There are many ways to measure the extent of the credit crunch.
You can compare interest rates -- current and historical -- on safe Treasury bonds and risky high yield bonds. You can poll senior loan officers at big banks, as the Fed does on a regular basis. If loan officers are tightening up and cutting back, you can bet credit is harder to get. Checking the difference in price between jumbo and regular loans is another important indicator.
My favorite new indicator of credit conditions is the "career decision" metric.
I'm told that, when pitched a new product, buyers are asking Wall Street bond salesmen a new question: "Am I making a career decision here?"
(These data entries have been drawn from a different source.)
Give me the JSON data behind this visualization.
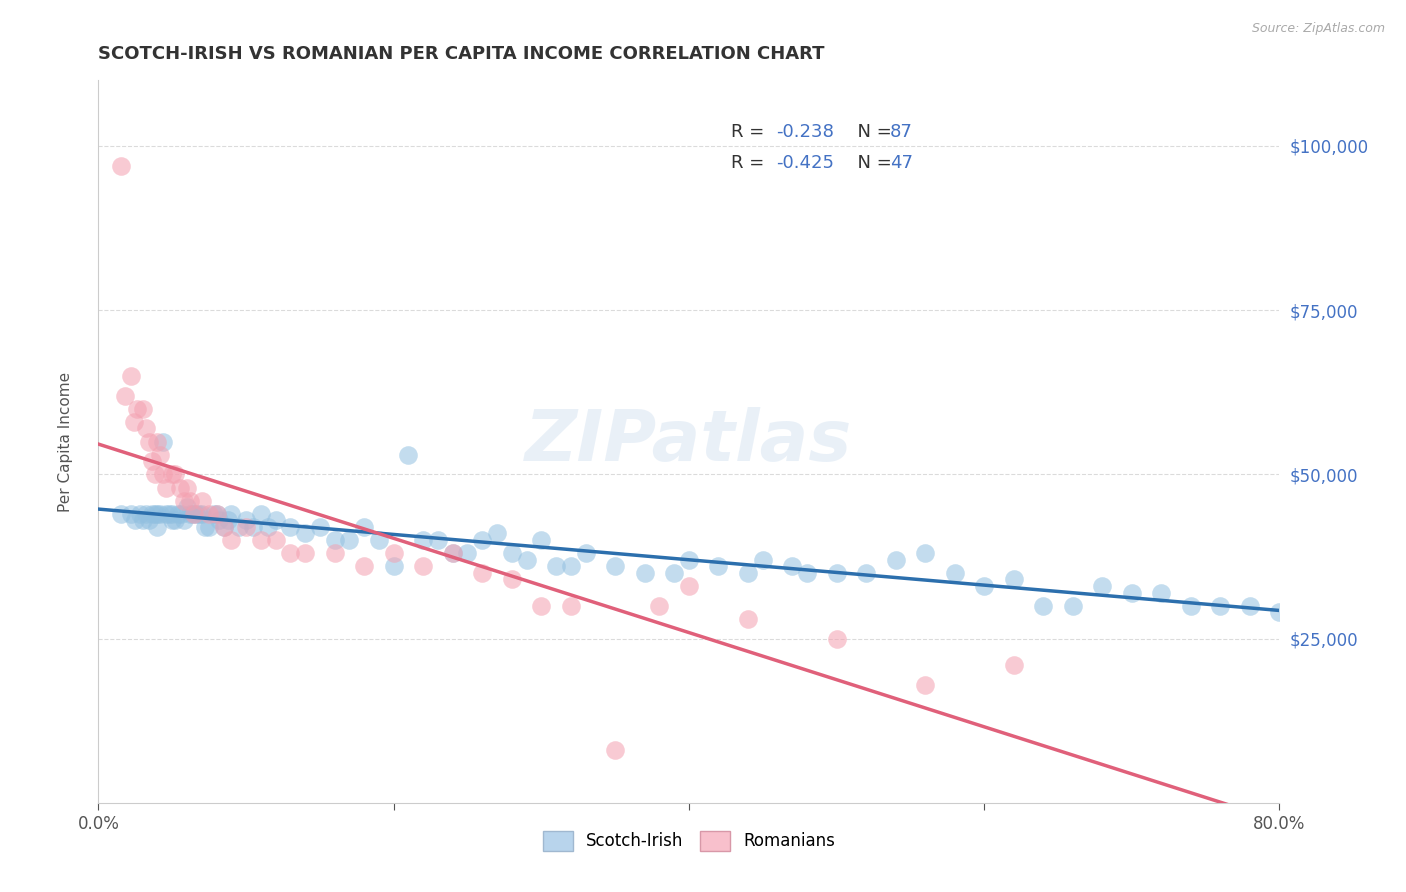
{
  "title": "SCOTCH-IRISH VS ROMANIAN PER CAPITA INCOME CORRELATION CHART",
  "source": "Source: ZipAtlas.com",
  "ylabel": "Per Capita Income",
  "ylim": [
    0,
    110000
  ],
  "xlim": [
    0.0,
    0.8
  ],
  "yticks": [
    25000,
    50000,
    75000,
    100000
  ],
  "ytick_labels": [
    "$25,000",
    "$50,000",
    "$75,000",
    "$100,000"
  ],
  "scotch_irish_R": "-0.238",
  "scotch_irish_N": "87",
  "romanian_R": "-0.425",
  "romanian_N": "47",
  "scotch_irish_scatter_color": "#92c0e0",
  "romanian_scatter_color": "#f4a0b0",
  "scotch_irish_line_color": "#2c6fad",
  "romanian_line_color": "#e0607a",
  "legend_scotch_color": "#b8d4ec",
  "legend_romanian_color": "#f8c0cc",
  "background_color": "#ffffff",
  "grid_color": "#cccccc",
  "title_color": "#333333",
  "source_color": "#aaaaaa",
  "axis_label_color": "#4472c4",
  "legend_text_color": "#333333",
  "legend_value_color": "#4472c4",
  "watermark_color": "#8ab0d8",
  "scotch_irish_x": [
    0.015,
    0.022,
    0.025,
    0.028,
    0.03,
    0.032,
    0.034,
    0.036,
    0.038,
    0.04,
    0.04,
    0.042,
    0.044,
    0.046,
    0.048,
    0.05,
    0.05,
    0.052,
    0.054,
    0.056,
    0.058,
    0.06,
    0.062,
    0.064,
    0.066,
    0.068,
    0.07,
    0.072,
    0.075,
    0.078,
    0.08,
    0.082,
    0.085,
    0.088,
    0.09,
    0.095,
    0.1,
    0.105,
    0.11,
    0.115,
    0.12,
    0.13,
    0.14,
    0.15,
    0.16,
    0.17,
    0.18,
    0.19,
    0.2,
    0.21,
    0.22,
    0.23,
    0.24,
    0.25,
    0.26,
    0.27,
    0.28,
    0.29,
    0.3,
    0.31,
    0.32,
    0.33,
    0.35,
    0.37,
    0.39,
    0.4,
    0.42,
    0.44,
    0.45,
    0.47,
    0.48,
    0.5,
    0.52,
    0.54,
    0.56,
    0.58,
    0.6,
    0.62,
    0.64,
    0.66,
    0.68,
    0.7,
    0.72,
    0.74,
    0.76,
    0.78,
    0.8
  ],
  "scotch_irish_y": [
    44000,
    44000,
    43000,
    44000,
    43000,
    44000,
    43000,
    44000,
    44000,
    42000,
    44000,
    44000,
    55000,
    44000,
    44000,
    44000,
    43000,
    43000,
    44000,
    44000,
    43000,
    45000,
    44000,
    44000,
    44000,
    44000,
    44000,
    42000,
    42000,
    44000,
    44000,
    43000,
    42000,
    43000,
    44000,
    42000,
    43000,
    42000,
    44000,
    42000,
    43000,
    42000,
    41000,
    42000,
    40000,
    40000,
    42000,
    40000,
    36000,
    53000,
    40000,
    40000,
    38000,
    38000,
    40000,
    41000,
    38000,
    37000,
    40000,
    36000,
    36000,
    38000,
    36000,
    35000,
    35000,
    37000,
    36000,
    35000,
    37000,
    36000,
    35000,
    35000,
    35000,
    37000,
    38000,
    35000,
    33000,
    34000,
    30000,
    30000,
    33000,
    32000,
    32000,
    30000,
    30000,
    30000,
    29000
  ],
  "romanian_x": [
    0.015,
    0.018,
    0.022,
    0.024,
    0.026,
    0.03,
    0.032,
    0.034,
    0.036,
    0.038,
    0.04,
    0.042,
    0.044,
    0.046,
    0.05,
    0.052,
    0.055,
    0.058,
    0.06,
    0.062,
    0.065,
    0.07,
    0.075,
    0.08,
    0.085,
    0.09,
    0.1,
    0.11,
    0.12,
    0.13,
    0.14,
    0.16,
    0.18,
    0.2,
    0.22,
    0.24,
    0.26,
    0.28,
    0.3,
    0.32,
    0.35,
    0.38,
    0.4,
    0.44,
    0.5,
    0.56,
    0.62
  ],
  "romanian_y": [
    97000,
    62000,
    65000,
    58000,
    60000,
    60000,
    57000,
    55000,
    52000,
    50000,
    55000,
    53000,
    50000,
    48000,
    50000,
    50000,
    48000,
    46000,
    48000,
    46000,
    44000,
    46000,
    44000,
    44000,
    42000,
    40000,
    42000,
    40000,
    40000,
    38000,
    38000,
    38000,
    36000,
    38000,
    36000,
    38000,
    35000,
    34000,
    30000,
    30000,
    8000,
    30000,
    33000,
    28000,
    25000,
    18000,
    21000
  ]
}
In other words, is this investment something I can defend to my boss if it goes bust. Wrightson ICAP's Lou Crandall says that, after Bear Stearns, events in the market that were thought to be highly improbable are now considered merely unlikely.
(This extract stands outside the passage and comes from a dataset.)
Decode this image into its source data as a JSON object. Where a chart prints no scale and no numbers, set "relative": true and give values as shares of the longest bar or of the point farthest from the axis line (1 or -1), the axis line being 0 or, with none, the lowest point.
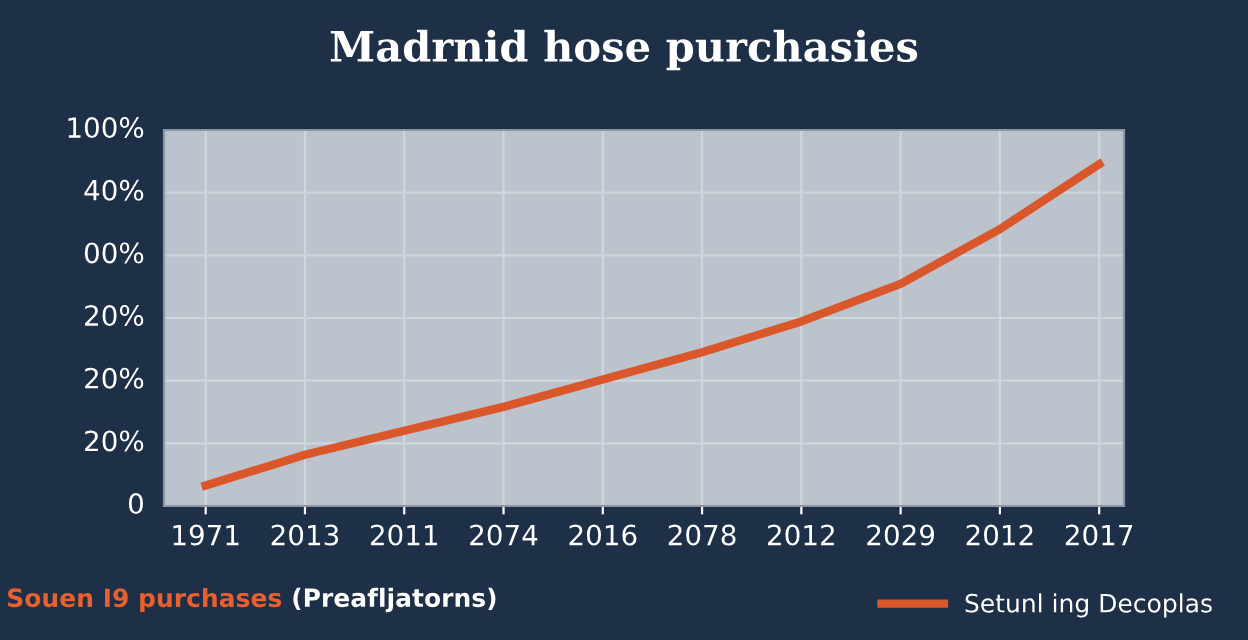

In such an environment, buyers are bewaring. They don't want to hold anything remotely risky lest they lose money AND their jobs. Loans with collateral are in. Unsecured loans to anyone, including big banks, are out.
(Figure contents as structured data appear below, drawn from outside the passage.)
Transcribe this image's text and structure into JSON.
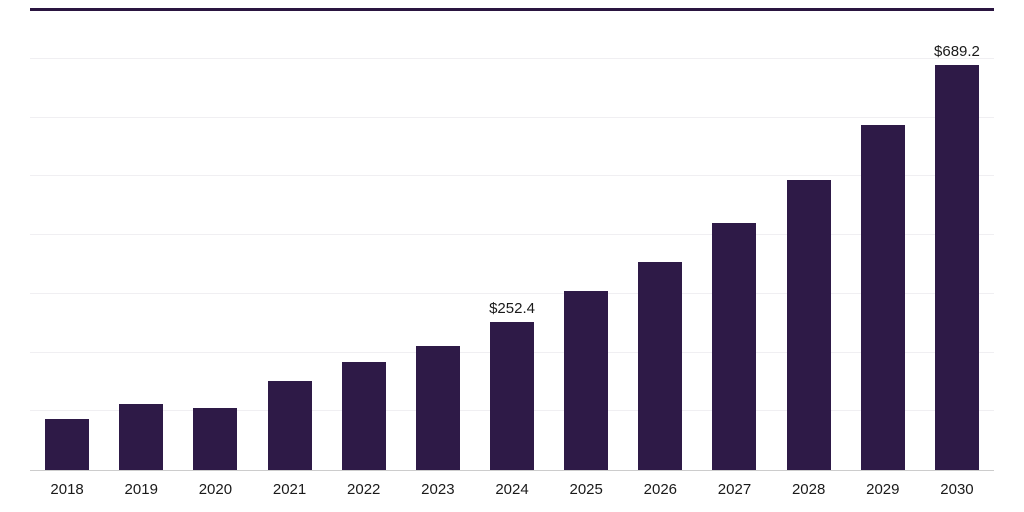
{
  "chart_data": {
    "type": "bar",
    "title": "",
    "xlabel": "",
    "ylabel": "",
    "categories": [
      "2018",
      "2019",
      "2020",
      "2021",
      "2022",
      "2023",
      "2024",
      "2025",
      "2026",
      "2027",
      "2028",
      "2029",
      "2030"
    ],
    "values": [
      87,
      112,
      105,
      151,
      184,
      211,
      252.4,
      305,
      354,
      420,
      494,
      587,
      689.2
    ],
    "data_labels": {
      "2024": "$252.4",
      "2030": "$689.2"
    },
    "ylim": [
      0,
      700
    ],
    "grid": "horizontal",
    "gridline_values": [
      100,
      200,
      300,
      400,
      500,
      600,
      700
    ],
    "legend": "none",
    "colors": {
      "bar": "#2e1a47",
      "top_rule": "#2a1540",
      "gridline": "#f0eff2",
      "axis_line": "#cccccc",
      "label": "#1a1a1a"
    }
  }
}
That helps explain why the Libor rate is under pressure. For more on Libor see this link. The Fed announced today it is pumping lots of cash into Europe and the US in a bid to bring down Libor, a key interbank lending rate.
That might help a bit, but not much in a market where any unsecured loan may be a career decision.
As Crandall says, the desire to stay employed "explains an awful lot in almost any part of the economy.”